Venice and TIFF 2010. Tran Anh Hung's "Norwegian Wood"

David Hudson

"With his striking visual sense and gift for conjuring a mood of languid sensuality, Tran Anh Hung would seem the ideal filmmaker to tackle Norwegian Wood, Haruki Murakami's beguiling novel of longing, loss and sexual curiosity in 1960s Japan." Justin Chang in Variety: "But while this beautiful-looking film at times succeeds in capturing its source material's delicate emo spirit, it's far less attentive to the richness of Murakami's characters — namely, a college student haunted by one woman and ardently pursued by another."

"[F]or its opening third, the film seems crippled by its awe for the source material," finds Guy Lodge at In Contention. "[R]eams of voiceover are applied to inform of us things that are (or at least should be) already abundantly clear on screen, giving the curious effect of an illustrated audio-book. The filmmaking gains in confidence once this technique is phased out for more hushed visual storytelling, but it also only underlines the fact that there isn’t much of a story here to tell — 133 minutes is a punishing length of time during which to be informed that teenagers both like and fear sex, and that death bums them out."

But for Screen's Mark Adams, "Tran Anh Hung does an impressive job of transferring he textured novel into a poetic and accessible screenplay, but more importantly films in such a lush and beautiful manner that even the slowest of moments are eminently watchable just in a sense of sheer visual delight."

In the International Herald Tribune, Roderick Conway Morris reminds us that Tran Anh Hung won the Golden Lion in 1995 for Cyclo. "Although the director does not speak Japanese, he believed it was essential to make the film in that country, both on account of 'the uniquely Japanese culture and sensibility palpable in the book' and because the landscapes of grasslands, woods and wild seashore — where, in Tran Anh Hung’s words, 'beauty and suffering co-exist' — play such an important part as corresponding expressions of human emotion. Considering his lack of the language, he has directed his outstandingly well-cast group of young Japanese actors with skill and delicacy."

 



So let's have Mark Adams run through that cast: "Toru Watanabe (Kenichi Matsuyama) who is lost in sorrow following the suicide of his best friend Kizuki (Kengo Kora). When he meets Kizuki’s long-time girlfriend Naoko (Rinko Kikuchi) he is drawn to her troubled sadness and gradually falls in love with her.... In Tokyo he busies himself with studies and part-time work, but also starts to develop a relationship with the confident, flirtatious  and elegant Midori (the impressive Kiko Mizuhara), despite the fact that she has a boyfriend. As Naoko grows  even more tormented by the ghosts of her past, so Toru finds he is forced to make a choice between the two women... he must make the choice between his past and his future."

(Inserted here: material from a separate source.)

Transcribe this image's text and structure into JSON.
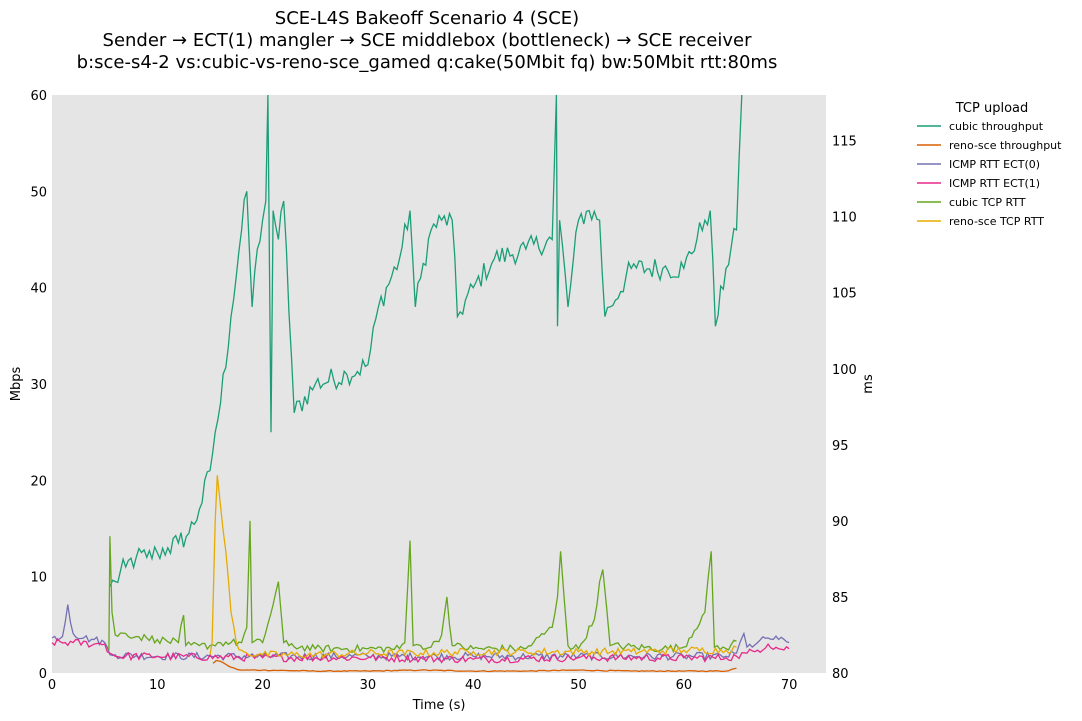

Colleen Barry reports on the press conference for the AP. You can watch the press conferences in Venice, by the way, on Eurovision Culture.

Update: "The production design was immaculate; Jonny Greenwood's score was suitably anxious; and Mark Lee Ping-Bin's cinematography established beyond question his equal mastery of digital and celluloid.... And one can never underestimate the elegance of Tran's direction: both as a maker of exquisite images, and as a poet of melancholy, he is almost freakishly gifted. Why, then, did this feel so hollow? The problem resides, I think, in the source material." Shane Danielsen explains in indieWIRE.

Update, 9/6: "I found its languorous, slow-moving beauty superbly achieved," writes the Guardian's Peter Bradshaw. "The Jonny Greenwood score was plangent and mesmeric, and the film's style was entirely appropriate for its subject matter: the strange, unacknowledged sensuality in grief and longing for the dead.... I'm not being entirely facetious when I say that there is intense 'emo' quality to the film — almost a Twilight for the arthouse set — but it is beautifully made, well acted and offers a swoon of pleasure."

Update, 9/13: "Fascinated by the pale light silhouetting largely monosyllabic characters in embrace while Jonny Greenwood's guitar gently weeps, the picture finds the lush eye and sensual intuitiveness of Tran (Vertical Ray of the Sun) seamlessly in synch with the wry moodiness of the author of Tony Takitani." Fernando F Croce at the House Next Door: "The fusion of these two miniaturists may be at 133 minutes too much of an emo orgy for some, though there's no escaping the swoony stateliness of the film's melancholy, where loss and phantoms move like clouds over endless verdant fields."

Update, 9/16: For Chris MaGee at Toronto J-Film Pow-Wow, Norwegian Wood is "lovingly crafted, exquisitely lit shots of its handsome cast's faces that ultimately when strung together had nothing to say."